Werkzeug und Formenbau
So werden im Werkzeug- und Formenbau mittels SLM Bauteile, Kerne und Einsätze für Druck- und Spritzgießwerkzeuge bzw. -maschinen gefertigt.
Die wesentlichen Vorteile: Selektives Laserschmelzen ist erheblich preisgünstiger und schneller als der reguläre Werkzeugbau. Und die Funktionsintegration ermöglicht beispielsweise die Schaffung konturnaher Kühlkanäle, die sich in dieser Form nicht auf herkömmliche Weise bohren lassen würden.

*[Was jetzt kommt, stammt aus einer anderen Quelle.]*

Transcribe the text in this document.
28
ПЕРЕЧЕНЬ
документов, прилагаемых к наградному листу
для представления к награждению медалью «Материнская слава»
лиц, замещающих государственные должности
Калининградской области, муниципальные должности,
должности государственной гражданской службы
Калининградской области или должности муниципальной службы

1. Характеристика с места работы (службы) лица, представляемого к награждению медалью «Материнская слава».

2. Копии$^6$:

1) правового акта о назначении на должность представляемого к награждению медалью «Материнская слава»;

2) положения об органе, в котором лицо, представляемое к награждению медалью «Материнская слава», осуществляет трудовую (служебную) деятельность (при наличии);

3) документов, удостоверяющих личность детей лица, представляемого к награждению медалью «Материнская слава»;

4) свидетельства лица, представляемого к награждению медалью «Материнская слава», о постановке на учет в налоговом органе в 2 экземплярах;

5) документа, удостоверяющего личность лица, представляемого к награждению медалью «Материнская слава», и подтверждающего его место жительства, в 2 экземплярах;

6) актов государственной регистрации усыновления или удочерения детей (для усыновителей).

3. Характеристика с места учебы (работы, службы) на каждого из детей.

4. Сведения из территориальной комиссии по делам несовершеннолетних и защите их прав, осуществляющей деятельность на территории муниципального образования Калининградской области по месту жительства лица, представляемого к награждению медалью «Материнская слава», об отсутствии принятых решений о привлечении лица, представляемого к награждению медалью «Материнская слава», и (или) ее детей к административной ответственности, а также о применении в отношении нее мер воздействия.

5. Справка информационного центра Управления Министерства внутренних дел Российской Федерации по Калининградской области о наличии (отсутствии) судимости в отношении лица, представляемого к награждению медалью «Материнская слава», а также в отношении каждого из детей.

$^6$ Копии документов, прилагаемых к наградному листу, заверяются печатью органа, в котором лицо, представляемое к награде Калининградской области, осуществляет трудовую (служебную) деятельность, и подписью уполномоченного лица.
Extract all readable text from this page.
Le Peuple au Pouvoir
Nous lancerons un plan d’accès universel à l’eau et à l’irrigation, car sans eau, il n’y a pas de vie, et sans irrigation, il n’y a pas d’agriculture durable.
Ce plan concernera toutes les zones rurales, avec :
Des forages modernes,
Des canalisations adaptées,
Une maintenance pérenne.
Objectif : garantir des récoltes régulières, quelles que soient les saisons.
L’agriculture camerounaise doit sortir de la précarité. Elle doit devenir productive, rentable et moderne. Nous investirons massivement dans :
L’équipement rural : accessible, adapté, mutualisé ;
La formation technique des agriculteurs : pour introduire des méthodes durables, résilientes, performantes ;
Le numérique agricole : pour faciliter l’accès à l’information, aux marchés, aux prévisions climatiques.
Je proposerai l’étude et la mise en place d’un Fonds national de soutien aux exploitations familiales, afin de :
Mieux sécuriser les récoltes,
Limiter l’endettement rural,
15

Für den Spritzgießprozess bedeutet das beispielsweise: Nicht nur beim Werkzeugbau spart man Zeit und Geld. Durch die Optimierung der Formwerkzeuge verkürzt sich – durch die geringere Kühlzeit – auch der Spritzzyklus. Bei gleichbleibender Bauteilgüte und Maßhaltigkeit lassen hier zusätzliche Kosteneinsparungen realisieren, bei jedem einzelnen Fertigungsprozess.
Funktionsteile
Ein weiterer Bereich, in dem SLM-Bauteile zum Einsatz kommen, ist die Fertigung hochtemperaturbeständiger Funktionsteile für Gasturbinen, Pumpen, mess-, energie- und prozesstechnische Verwendungen. Hier können sie mit hervorragenden Materialeigenschaften bei kostengünstiger On-Demand-Produktion punkten.
Medizintechnik
Besonders zu nennen ist auch der Einsatz individualisierter SLM-Endprodukte aus Titan und Titanlegierungen in der Medizintechnik. Ob Zahnersatz oder orthopädisches Langzeitimplantat wie künstliche Hüftgelenke, Knie und Wirbelsäulenstützelemente – SLM ermöglicht die Fertigung hochwertiger, langlebiger, patientenangepasster Implantate, leicht, röntgenfähig und bezahlbar.